Let's verify the effect by plotting the counts from `rlog.dds2`, side by side with the non-normalised data to see the effect of normalisation.

In [None]:
## Code cell 44 ##

# Get log2 counts
counts.rlog.dds2 <- assay(rlog.dds2)

summary(counts.rlog.dds2) # summary for each column

In [None]:
## Code cell 45 ##

# make a colour vector
#conditionColor <- match(samples$Condition, c("dHet", "dHetRag", "WT")) + 1
# '+1' to avoid color '1' i.e. black

# to display the two plots side by side
layout(matrix(1:2, ncol=2))

# Check distributions of samples using boxplots for the non-normalised data in log2
boxplot(log2(counts(dds2)+1), outline = FALSE,
        xlab="",
        ylab="Log2(dds2 raw counts)",
        las=2,
        col=conditionColor,
        main="Log2(dds2 raw counts)")
# Let's add a blue horizontal line that corresponds to the median
abline(h=median.default(log2(counts(dds2)+1)), col="blue")

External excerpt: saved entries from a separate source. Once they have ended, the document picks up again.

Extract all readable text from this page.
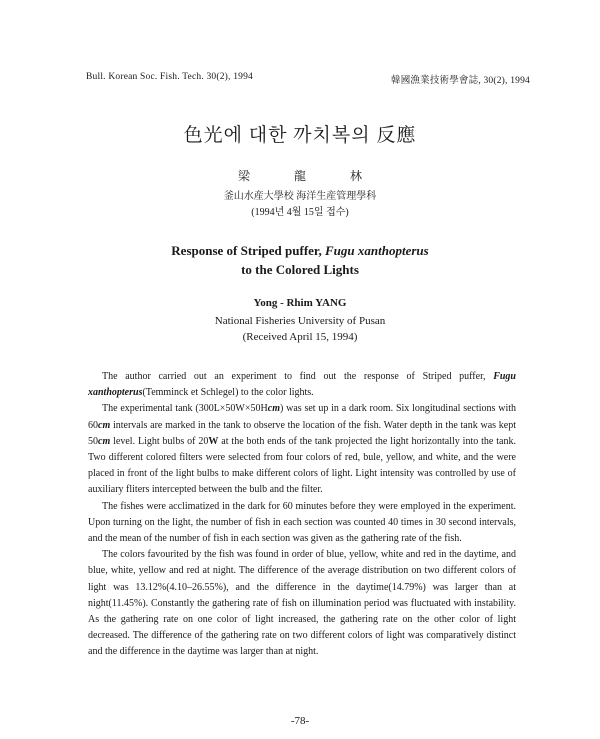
Bull. Korean Soc. Fish. Tech. 30(2), 1994	韓國漁業技術學會誌, 30(2), 1994
色光에 대한 까치복의 反應
梁	龍	林
釜山水産大學校 海洋生産管理學科
(1994년 4월 15일 접수)
Response of Striped puffer, Fugu xanthopterus
to the Colored Lights
Yong - Rhim YANG
National Fisheries University of Pusan
(Received April 15, 1994)

The author carried out an experiment to find out the response of Striped puffer, Fugu xanthopterus(Temminck et Schlegel) to the color lights.

The experimental tank (300L×50W×50Hcm) was set up in a dark room. Six longitudinal sections with 60cm intervals are marked in the tank to observe the location of the fish. Water depth in the tank was kept 50cm level. Light bulbs of 20W at the both ends of the tank projected the light horizontally into the tank. Two different colored filters were selected from four colors of red, bule, yellow, and white, and the were placed in front of the light bulbs to make different colors of light. Light intensity was controlled by use of auxiliary fliters intercepted between the bulb and the filter.

The fishes were acclimatized in the dark for 60 minutes before they were employed in the experiment. Upon turning on the light, the number of fish in each section was counted 40 times in 30 second intervals, and the mean of the number of fish in each section was given as the gathering rate of the fish.

The colors favourited by the fish was found in order of blue, yellow, white and red in the daytime, and blue, white, yellow and red at night. The difference of the average distribution on two different colors of light was 13.12%(4.10–26.55%), and the difference in the daytime(14.79%) was larger than at night(11.45%). Constantly the gathering rate of fish on illumination period was fluctuated with instability. As the gathering rate on one color of light increased, the gathering rate on the other color of light decreased. The difference of the gathering rate on two different colors of light was comparatively distinct and the difference in the daytime was larger than at night.

-78-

# Check distributions of samples using boxplots for the rlog normalised data
boxplot(counts.rlog.dds2,
        xlab="",
        ylab="rlog.dds2 counts",
        las=2,
        col=conditionColor,
        main="rlog.dds2 counts")
# Let's add a blue horizontal line that corresponds to the median
abline(h=median.default(counts.rlog.dds2), col="blue")

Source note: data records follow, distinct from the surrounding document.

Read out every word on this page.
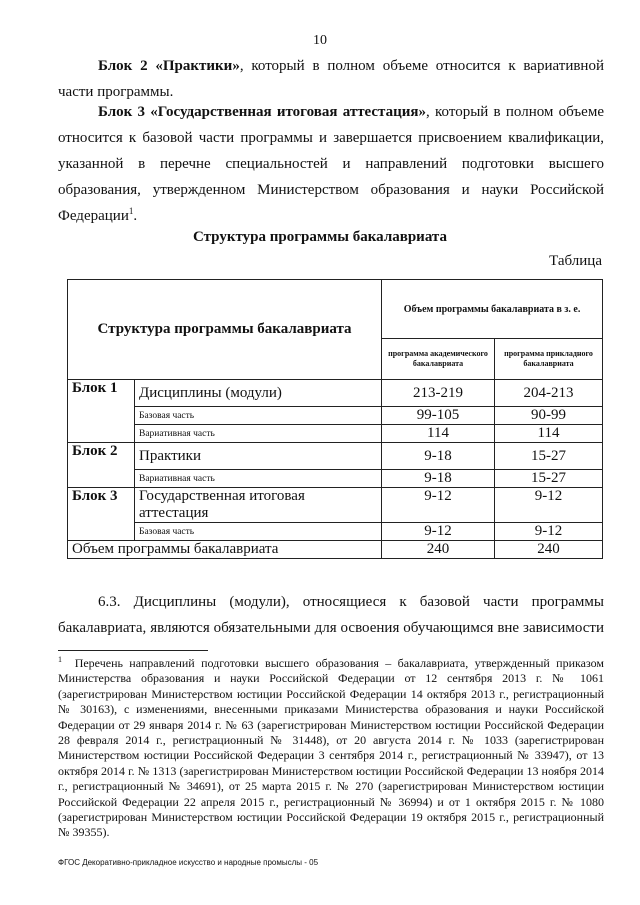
10
Блок 2 «Практики», который в полном объеме относится к вариативной части программы.
Блок 3 «Государственная итоговая аттестация», который в полном объеме относится к базовой части программы и завершается присвоением квалификации, указанной в перечне специальностей и направлений подготовки высшего образования, утвержденном Министерством образования и науки Российской Федерации$^1$.
Структура программы бакалавриата
Таблица
Структура программы бакалавриата		Объем программы бакалавриата в з. е.	
		программа академического бакалавриата	программа прикладного бакалавриата
Блок 1	Дисциплины (модули)	213-219	204-213
	Базовая часть	99-105	90-99
	Вариативная часть	114	114
Блок 2	Практики	9-18	15-27
	Вариативная часть	9-18	15-27
Блок 3	Государственная итоговая аттестация	9-12	9-12
	Базовая часть	9-12	9-12
Объем программы бакалавриата		240	240
6.3. Дисциплины (модули), относящиеся к базовой части программы бакалавриата, являются обязательными для освоения обучающимся вне зависимости
$^1$ Перечень направлений подготовки высшего образования – бакалавриата, утвержденный приказом Министерства образования и науки Российской Федерации от 12 сентября 2013 г. № 1061 (зарегистрирован Министерством юстиции Российской Федерации 14 октября 2013 г., регистрационный № 30163), с изменениями, внесенными приказами Министерства образования и науки Российской Федерации от 29 января 2014 г. № 63 (зарегистрирован Министерством юстиции Российской Федерации 28 февраля 2014 г., регистрационный № 31448), от 20 августа 2014 г. № 1033 (зарегистрирован Министерством юстиции Российской Федерации 3 сентября 2014 г., регистрационный № 33947), от 13 октября 2014 г. № 1313 (зарегистрирован Министерством юстиции Российской Федерации 13 ноября 2014 г., регистрационный № 34691), от 25 марта 2015 г. № 270 (зарегистрирован Министерством юстиции Российской Федерации 22 апреля 2015 г., регистрационный № 36994) и от 1 октября 2015 г. № 1080 (зарегистрирован Министерством юстиции Российской Федерации 19 октября 2015 г., регистрационный № 39355).
ФГОС Декоративно-прикладное искусство и народные промыслы - 05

We can also verify that the variance is not correlated any more to the average level of expression, by plotting standard deviation vs mean expression:

In [None]:
## Code cell 46 ##

# Raw counts mean expression Vs standard Deviation (SD)
plot(rowMeans(assay(rlog.dds2)), matrixStats::rowSds(as.matrix(assay(rlog.dds2)), na.rm=TRUE), 
     main='rlog normalized read counts: sd vs mean', 
     xlim=c(-1,17),
     ylim=c(-1,5))

In [None]:
## Code cell 47 ##

vsn::meanSdPlot(assay(rlog.dds2), ranks=FALSE)

### 3.2 - Normalization with `vst`: variance stabilizing transformation
---

Variance stabilizing transformation (VST) aims at generating a matrix of values for which variance is constant across the range of mean values, especially for low mean.

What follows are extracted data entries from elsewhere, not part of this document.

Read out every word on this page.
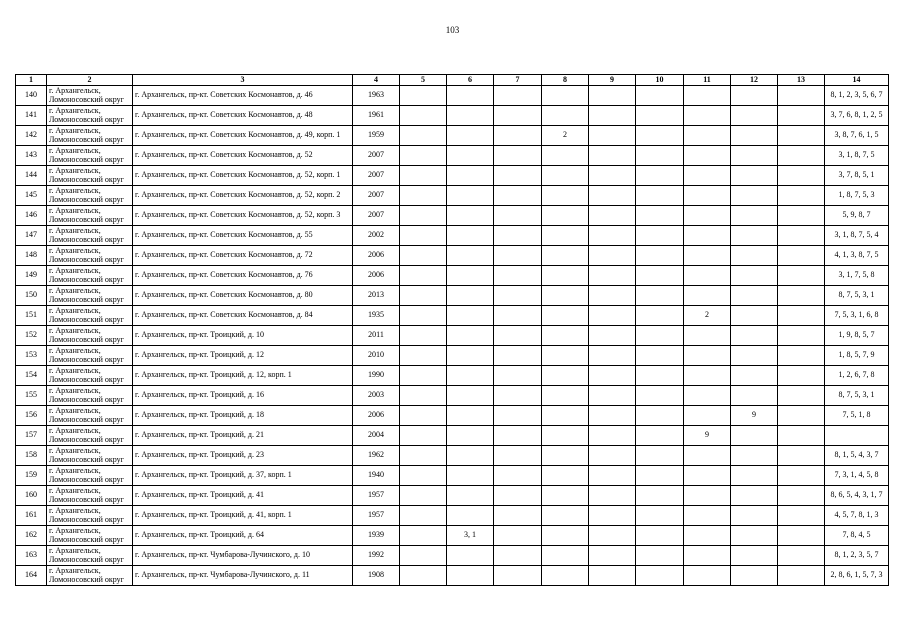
103
1	2	3	4	5	6	7	8	9	10	11	12	13	14
140	г. Архангельск, Ломоносовский округ	г. Архангельск, пр-кт. Советских Космонавтов, д. 46	1963										8, 1, 2, 3, 5, 6, 7
141	г. Архангельск, Ломоносовский округ	г. Архангельск, пр-кт. Советских Космонавтов, д. 48	1961										3, 7, 6, 8, 1, 2, 5
142	г. Архангельск, Ломоносовский округ	г. Архангельск, пр-кт. Советских Космонавтов, д. 49, корп. 1	1959				2						3, 8, 7, 6, 1, 5
143	г. Архангельск, Ломоносовский округ	г. Архангельск, пр-кт. Советских Космонавтов, д. 52	2007										3, 1, 8, 7, 5
144	г. Архангельск, Ломоносовский округ	г. Архангельск, пр-кт. Советских Космонавтов, д. 52, корп. 1	2007										3, 7, 8, 5, 1
145	г. Архангельск, Ломоносовский округ	г. Архангельск, пр-кт. Советских Космонавтов, д. 52, корп. 2	2007										1, 8, 7, 5, 3
146	г. Архангельск, Ломоносовский округ	г. Архангельск, пр-кт. Советских Космонавтов, д. 52, корп. 3	2007										5, 9, 8, 7
147	г. Архангельск, Ломоносовский округ	г. Архангельск, пр-кт. Советских Космонавтов, д. 55	2002										3, 1, 8, 7, 5, 4
148	г. Архангельск, Ломоносовский округ	г. Архангельск, пр-кт. Советских Космонавтов, д. 72	2006										4, 1, 3, 8, 7, 5
149	г. Архангельск, Ломоносовский округ	г. Архангельск, пр-кт. Советских Космонавтов, д. 76	2006										3, 1, 7, 5, 8
150	г. Архангельск, Ломоносовский округ	г. Архангельск, пр-кт. Советских Космонавтов, д. 80	2013										8, 7, 5, 3, 1
151	г. Архангельск, Ломоносовский округ	г. Архангельск, пр-кт. Советских Космонавтов, д. 84	1935							2			7, 5, 3, 1, 6, 8
152	г. Архангельск, Ломоносовский округ	г. Архангельск, пр-кт. Троицкий, д. 10	2011										1, 9, 8, 5, 7
153	г. Архангельск, Ломоносовский округ	г. Архангельск, пр-кт. Троицкий, д. 12	2010										1, 8, 5, 7, 9
154	г. Архангельск, Ломоносовский округ	г. Архангельск, пр-кт. Троицкий, д. 12, корп. 1	1990										1, 2, 6, 7, 8
155	г. Архангельск, Ломоносовский округ	г. Архангельск, пр-кт. Троицкий, д. 16	2003										8, 7, 5, 3, 1
156	г. Архангельск, Ломоносовский округ	г. Архангельск, пр-кт. Троицкий, д. 18	2006								9		7, 5, 1, 8
157	г. Архангельск, Ломоносовский округ	г. Архангельск, пр-кт. Троицкий, д. 21	2004							9			
158	г. Архангельск, Ломоносовский округ	г. Архангельск, пр-кт. Троицкий, д. 23	1962										8, 1, 5, 4, 3, 7
159	г. Архангельск, Ломоносовский округ	г. Архангельск, пр-кт. Троицкий, д. 37, корп. 1	1940										7, 3, 1, 4, 5, 8
160	г. Архангельск, Ломоносовский округ	г. Архангельск, пр-кт. Троицкий, д. 41	1957										8, 6, 5, 4, 3, 1, 7
161	г. Архангельск, Ломоносовский округ	г. Архангельск, пр-кт. Троицкий, д. 41, корп. 1	1957										4, 5, 7, 8, 1, 3
162	г. Архангельск, Ломоносовский округ	г. Архангельск, пр-кт. Троицкий, д. 64	1939		3, 1								7, 8, 4, 5
163	г. Архангельск, Ломоносовский округ	г. Архангельск, пр-кт. Чумбарова-Лучинского, д. 10	1992										8, 1, 2, 3, 5, 7
164	г. Архангельск, Ломоносовский округ	г. Архангельск, пр-кт. Чумбарова-Лучинского, д. 11	1908										2, 8, 6, 1, 5, 7, 3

The vst function computes the fitted dispersion-mean relation, derives the transformation to apply and accounts for library size.

In [None]:
## Code cell 48 ##

vst.dds2 <- vst(dds2, blind = FALSE)
vst.dds2

Again, we check the effect by looking at summaries and plotting the log2 counts from `vst.dds2`

In [None]:
## Code cell 49 ##

# Get log2 counts
counts.vst.dds2 <- assay(vst.dds2)

summary(counts.vst.dds2) # summary for each column

In [None]:
## Code cell 50 ##

# make a colour vector
#conditionColor <- match(samples$Condition, c("dHet", "dHetRag", "WT")) + 1
# '+1' to avoid color '1' i.e. black

# to display the two plots side by side
layout(matrix(1:3, ncol=3))


# Check distributions of samples using boxplots for the non-normalised data in log2
boxplot(log2(counts(dds2)+1), outline = FALSE,
        xlab="",
        ylab="Log2(dds2 raw counts)",
        las=2,
        col=conditionColor,
        main="Log2(dds2 raw counts)")
# Let's add a blue horizontal line that corresponds to the median
abline(h=median.default(log2(counts(dds2)+1)), col="blue")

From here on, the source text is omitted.